The majority of students will not be asked to pay the advertised price of a school. Instead, they will be provided a financial aid package that will include a combination of scholarships, grants, loans, and work-study. The sum total of attendance at Marian University can sound overwhelming, but bear in mind that many students get some type of financial aid.
Just what financing solutions does Marian provide, and just what are you going to be eligible for? Keep scrolling for answers. Keep scrolling to discover what amount of financial assistance could be accessible to you.
The amount of financial aid you can receive varies from person to person and will depend on your family’s economic situation. Continue reading to find information to help you understand just how much assistance you can expect to receive from Marian University.
Aid such as grants, loans, work-study, and scholarships helps colleges decrease the real cost of attendance for most students. Note that some aid is more valuable than the rest, and individual awards are far from uniform.
For freshmen starting at Marian University, 100% of first-time, full-time freshmen received some form of financial aid roughly 204 first-years).
| Type of Aid | % of Freshmen Receiving | Average Amount |
|---|---|---|
| Grant or scholarship aid (all sources) | 100% | $21,805 |
| Institutional grants & scholarships | 100% | $18,581 |
| Federal Pell grants | 36% | $5,270 |
| State/local grants | 34% | $3,589 |
| Federal student loans | 87% | $5,013 |
The best aid is gift aid: grants and scholarships that carry no repayment obligation. Here, roughly 87% of the undergraduate population received grant aid that averaged $18,681 (among about 932 students).
| Award | % of Undergrads Receiving | Average Amount |
|---|---|---|
| Grant or scholarship aid (all sources) | 87% | $18,681 |
| Federal Pell grants | 33% | $5,037 |
| Federal student loans | 78% | $6,774 |
Among title-IV aid recipients living on campus, grant and scholarship aid averaged $22,513.
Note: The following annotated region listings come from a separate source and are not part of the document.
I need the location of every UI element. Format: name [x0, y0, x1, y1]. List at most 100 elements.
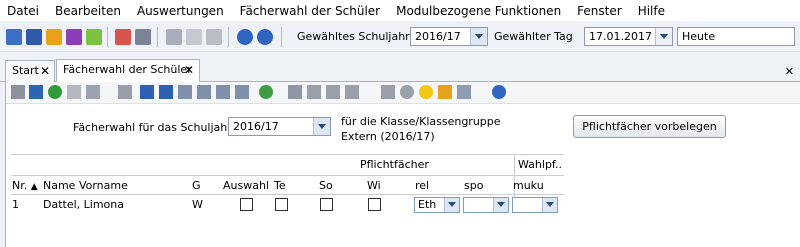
pflichtfaecher-vorbelegen-button[interactable]: Pflichtfächer vorbelegen — [573, 115, 726, 138]
col-header-auswahl[interactable]: Auswahl — [223, 178, 269, 194]
menu-faecherwahl[interactable]: Fächerwahl der Schüler — [240, 4, 380, 18]
lightning-icon[interactable] — [206, 29, 222, 45]
tab-faecherwahl-label: Fächerwahl der Schüler — [63, 63, 192, 76]
sort-asc-icon: ▲ — [30, 182, 38, 192]
cut-icon[interactable] — [307, 85, 321, 99]
chevron-down-icon[interactable] — [542, 198, 557, 212]
view-icon[interactable] — [400, 85, 414, 99]
close-icon[interactable]: ✕ — [184, 60, 194, 80]
chevron-down-icon[interactable] — [313, 118, 330, 135]
auswahl-checkbox[interactable] — [240, 198, 253, 211]
close-icon[interactable]: ✕ — [785, 65, 794, 78]
main-toolbar: Gewähltes Schuljahr 2016/17 Gewählter Ta… — [0, 22, 800, 52]
tab-start-label: Start — [12, 64, 39, 77]
export-icon[interactable] — [186, 29, 202, 45]
col-header-nr-label: Nr. — [12, 179, 28, 192]
col-header-muku[interactable]: muku — [513, 178, 544, 194]
col-header-nr[interactable]: Nr. ▲ — [12, 178, 38, 195]
arrow-left-icon[interactable] — [288, 85, 302, 99]
group-header-pflicht: Pflichtfächer — [360, 158, 429, 171]
next-page-icon[interactable] — [216, 85, 230, 99]
grid-divider — [11, 175, 564, 176]
col-header-spo[interactable]: spo — [464, 178, 483, 194]
filter-icon[interactable] — [381, 85, 395, 99]
wi-checkbox[interactable] — [368, 198, 381, 211]
save-icon[interactable] — [29, 85, 43, 99]
col-header-g[interactable]: G — [192, 178, 201, 194]
toolbar-separator — [228, 27, 229, 47]
chevron-down-icon[interactable] — [655, 28, 672, 45]
muku-select[interactable] — [512, 197, 558, 213]
help-icon[interactable] — [492, 85, 506, 99]
spo-select[interactable] — [463, 197, 509, 213]
col-header-te[interactable]: Te — [274, 178, 286, 194]
print-icon[interactable] — [11, 85, 25, 99]
rel-select-value: Eth — [418, 198, 437, 211]
lightbulb-icon[interactable] — [419, 85, 433, 99]
chat-icon[interactable] — [66, 29, 82, 45]
message-icon[interactable] — [86, 29, 102, 45]
group-icon[interactable] — [46, 29, 62, 45]
window-icon[interactable] — [457, 85, 471, 99]
toolbar-separator — [157, 27, 158, 47]
menu-bearbeiten[interactable]: Bearbeiten — [55, 4, 121, 18]
next-record-icon[interactable] — [197, 85, 211, 99]
clean-icon[interactable] — [438, 85, 452, 99]
chevron-down-icon[interactable] — [444, 198, 459, 212]
so-checkbox[interactable] — [320, 198, 333, 211]
calculator-icon[interactable] — [135, 29, 151, 45]
col-header-name[interactable]: Name Vorname — [43, 178, 128, 194]
people-icon[interactable] — [6, 29, 22, 45]
col-header-rel[interactable]: rel — [415, 178, 429, 194]
tag-label: Gewählter Tag — [494, 30, 573, 43]
teacher-icon[interactable] — [26, 29, 42, 45]
previous-page-icon[interactable] — [159, 85, 173, 99]
form-schuljahr-select[interactable]: 2016/17 — [228, 117, 331, 136]
col-header-wi[interactable]: Wi — [367, 178, 381, 194]
tab-strip: Start ✕ Fächerwahl der Schüler ✕ ✕ — [0, 55, 800, 82]
schuljahr-select-value: 2016/17 — [415, 30, 461, 43]
heute-field[interactable]: Heute — [677, 27, 795, 46]
tag-date-value: 17.01.2017 — [589, 30, 652, 43]
form-schuljahr-value: 2016/17 — [233, 120, 279, 133]
group-header-wahl: Wahlpf.. — [518, 158, 562, 171]
chevron-down-icon[interactable] — [493, 198, 508, 212]
delete-icon[interactable] — [67, 85, 81, 99]
chevron-down-icon[interactable] — [470, 28, 487, 45]
first-record-icon[interactable] — [140, 85, 154, 99]
undo-icon[interactable] — [48, 85, 62, 99]
tag-date-field[interactable]: 17.01.2017 — [584, 27, 673, 46]
schuljahr-select[interactable]: 2016/17 — [410, 27, 488, 46]
record-toolbar — [6, 82, 800, 104]
new-record-icon[interactable] — [86, 85, 100, 99]
close-icon[interactable]: ✕ — [40, 61, 50, 81]
copy-icon[interactable] — [118, 85, 132, 99]
tab-faecherwahl[interactable]: Fächerwahl der Schüler ✕ — [56, 59, 200, 82]
klasse-label: für die Klasse/Klassengruppe — [341, 115, 501, 128]
row-name: Dattel, Limona — [43, 198, 124, 211]
te-checkbox[interactable] — [275, 198, 288, 211]
grid-border — [11, 154, 564, 155]
schuljahr-label: Gewähltes Schuljahr — [297, 30, 410, 43]
module-icon[interactable] — [166, 29, 182, 45]
rel-select[interactable]: Eth — [414, 197, 460, 213]
tab-start[interactable]: Start ✕ — [5, 60, 55, 82]
menu-datei[interactable]: Datei — [7, 4, 39, 18]
row-g: W — [192, 198, 203, 211]
grid-divider — [11, 194, 564, 195]
menu-fenster[interactable]: Fenster — [577, 4, 622, 18]
menu-modulbezogene-funktionen[interactable]: Modulbezogene Funktionen — [396, 4, 561, 18]
book-icon[interactable] — [115, 29, 131, 45]
menu-auswertungen[interactable]: Auswertungen — [137, 4, 224, 18]
col-header-so[interactable]: So — [319, 178, 333, 194]
last-record-icon[interactable] — [235, 85, 249, 99]
toolbar-separator — [281, 27, 282, 47]
copy-icon[interactable] — [326, 85, 340, 99]
menu-hilfe[interactable]: Hilfe — [638, 4, 665, 18]
paste-icon[interactable] — [345, 85, 359, 99]
refresh-icon[interactable] — [259, 85, 273, 99]
info-icon[interactable] — [237, 29, 253, 45]
previous-record-icon[interactable] — [178, 85, 192, 99]
form-schuljahr-label: Fächerwahl für das Schuljahr — [73, 121, 232, 134]
help-icon[interactable] — [257, 29, 273, 45]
The figures below show the average net price — cost after all grant and scholarship aid — broken out by family income.
| Family Income | Average Net Price |
|---|---|
| $0 – $48,000 | $23,527 |
| $30,001 – $75,000 | $20,943 |
| Over $75,000 | $23,874 |
These figures reflect what title-IV aid recipients pay after grant and scholarship aid is applied.
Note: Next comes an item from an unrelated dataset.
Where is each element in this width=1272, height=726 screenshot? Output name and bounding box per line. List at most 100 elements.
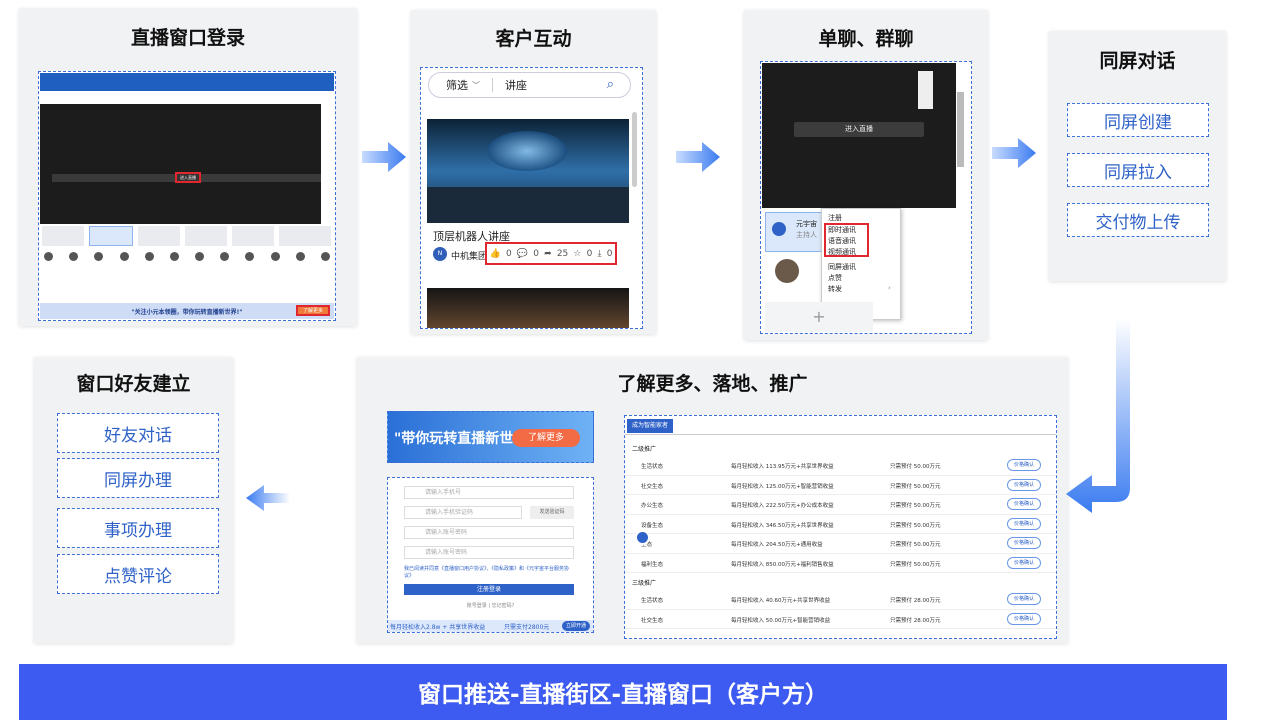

The net price strips out grant and scholarship aid from the sticker price to show roughly what families really pay.
| Cohort | Average Net Price |
|---|---|
| On-campus title-IV students | $21,937 |
| Off-campus title-IV students | $23,341 |
For a personalized estimate based on your family’s financial situation, use Marian’s NPC: www.marianuniversity.edu/admission-financial-aid/financial-aid/net-price-calculator/.
Graduating students at Marian carry a median federal student debt of $17,340 of federal borrowing.
| Metric | Amount |
|---|---|
| Median federal debt (all student-aid borrowers) | $17,340 |
| Median federal debt (graduates only) | $25,000 |
| Typical 10-year monthly payment (graduates) | $265.04/mo |
Under a standard ten-year plan, the median graduate’s monthly payment lands near the figure above.
The numbers below show the full range, not just the middle of the distribution. Use the percentiles below to see the debt range at Marian.
| Percentile | Cumulative Federal Debt |
|---|---|
| 10th percentile (lowest-debt students) | $4,750 |
| 25th percentile | $9,050 |
| 75th percentile | $30,659 |
| 90th percentile (highest-debt students) | $41,214 |
Median debt varies by family income, by first-generation status, and by dependency status.
Debt by Income Tier
| Income tier | Median federal debt |
|---|---|
| Low income | $14,250 |
| Middle income | $17,846 |
| High income | $18,355 |
First-Gen vs Continuing-Gen Median Debt
| Cohort | Median federal debt |
|---|---|
| First-generation students | $17,750 |
| Continuing-generation students | $15,500 |
Dependent vs Independent Students
| Cohort | Median federal debt |
|---|---|
| Dependent students | $16,000 |
| Independent students | $18,750 |
The Department of Education computes summary indicators that describe debt outcomes at a glance. Marian.
Stafford loans make up the bulk of federal direct lending to undergraduates. The aggregate figures below show how active the program is at Marian:
| Metric | Value |
|---|---|
| Stafford loan recipients | 8306 |
| Total Stafford loan amount | $186,016,281 |
If you are a veteran or active-duty service member, the GI Bill and DoD Tuition Assistance are the primary federal programs you can use at this school.
GI Bill volume
| Metric | Value |
|---|---|
| GI Bill recipients | 17 |
| Total GI Bill amount | $180,625 |
| Average GI Bill amount per recipient | $10,625 |
Active-duty Tuition Assistance recipients
| Metric | Value |
|---|---|
| DoD Tuition Assistance recipients | 0 |
| Total DoD amount | $0 |
References
More about our data sources and methodologies.